The Dew Furnace is the heart of a Cloud Skim's boost system. It processes Lift Dew — a gelatinous substance that forms overnight at Floating Mineral vein exposures — and combines it with the high moisture content of clouds to release controlled energy. The entire mechanism runs on no electricity: it is a precision arrangement of valves, pressure chambers, and mechanical triggers.
Lift Dew typically evaporates within a day (faster when actively used), which means pilots cannot stockpile it. Fresh dew must be harvested before each sortie. The practical consequence: high-speed flight has a hard ceiling, and pilots in the middle of a long crossing cannot simply boost their way out of trouble.

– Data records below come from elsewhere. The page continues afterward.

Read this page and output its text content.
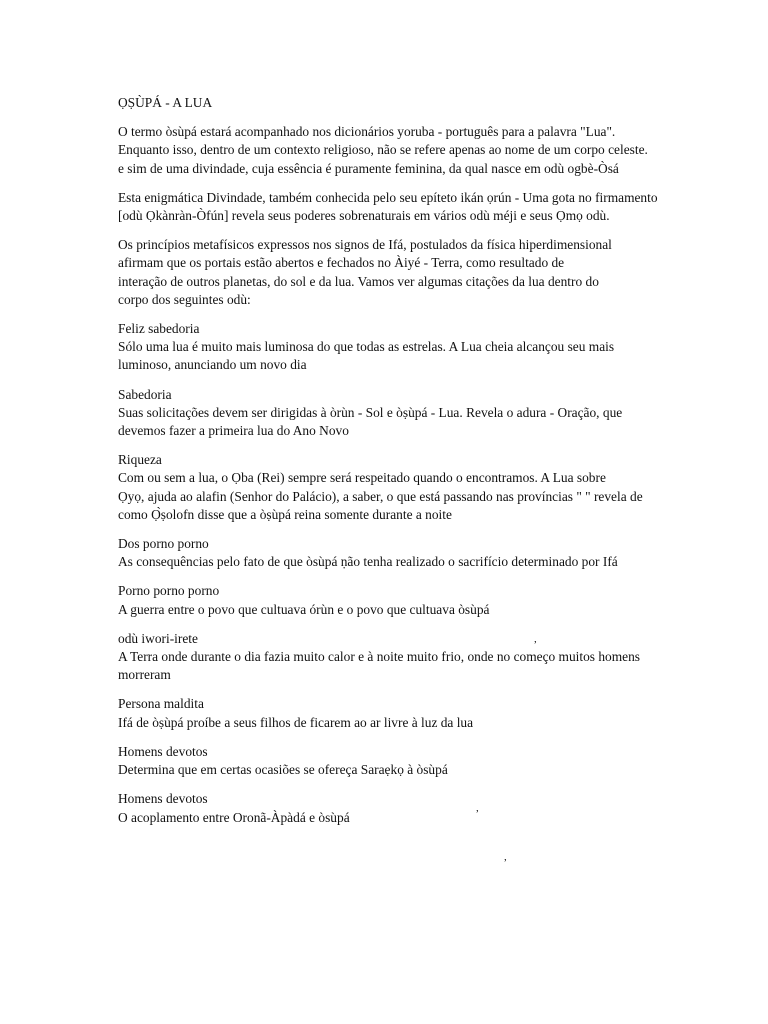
ỌṢÙPÁ - A LUA

O termo òsùpá estará acompanhado nos dicionários yoruba - português para a palavra "Lua".
Enquanto isso, dentro de um contexto religioso, não se refere apenas ao nome de um corpo celeste.
e sim de uma divindade, cuja essência é puramente feminina, da qual nasce em odù ogbè-Òsá

Esta enigmática Divindade, também conhecida pelo seu epíteto ikán ọrún - Uma gota no firmamento
[odù Ọkànràn-Òfún] revela seus poderes sobrenaturais em vários odù méji e seus Ọmọ odù.

Os princípios metafísicos expressos nos signos de Ifá, postulados da física hiperdimensional
afirmam que os portais estão abertos e fechados no Àiyé - Terra, como resultado de
interação de outros planetas, do sol e da lua. Vamos ver algumas citações da lua dentro do
corpo dos seguintes odù:

Feliz sabedoria
Sólo uma lua é muito mais luminosa do que todas as estrelas. A Lua cheia alcançou seu mais
luminoso, anunciando um novo dia
Sabedoria
Suas solicitações devem ser dirigidas à òrùn - Sol e òṣùpá - Lua. Revela o adura - Oração, que
devemos fazer a primeira lua do Ano Novo
Riqueza
Com ou sem a lua, o Ọba (Rei) sempre será respeitado quando o encontramos. A Lua sobre
Ọyọ, ajuda ao alafin (Senhor do Palácio), a saber, o que está passando nas províncias " " revela de
como Ọ̀ṣolofn disse que a òṣùpá reina somente durante a noite
Dos porno porno
As consequências pelo fato de que òsùpá ṇão tenha realizado o sacrifício determinado por Ifá
Porno porno porno
A guerra entre o povo que cultuava órùn e o povo que cultuava òsùpá
odù iwori-irete
A Terra onde durante o dia fazia muito calor e à noite muito frio, onde no começo muitos homens
morreram
Persona maldita
Ifá de òṣùpá proíbe a seus filhos de ficarem ao ar livre à luz da lua
Homens devotos
Determina que em certas ocasiões se ofereça Saraẹkọ à òsùpá
Homens devotos
O acoplamento entre Oronã-Àpàdá e òsùpá
,
,
,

Repeated Dew Furnace use generates heat. Extended high-performance flight requires managed cooling periods.
Cloud Skims are deeply personal objects. Pilots frequently modify and personalize their craft, and Windcarvers often develop multi-year working relationships with the same pilots. A skim that has been rebuilt, repaired, and flown for years is considered to carry its pilot's character.
The ability to fly a skim well is rare — it demands physical skill, route planning, knowledge of weather and wind patterns, and good judgment about when not to push the boost. Pilots are respected members of their communities for all of these reasons.
There are rumors of other cultures attempting to adapt Cloud Skim principles to larger, galleon-scale vessels. None have been confirmed to work.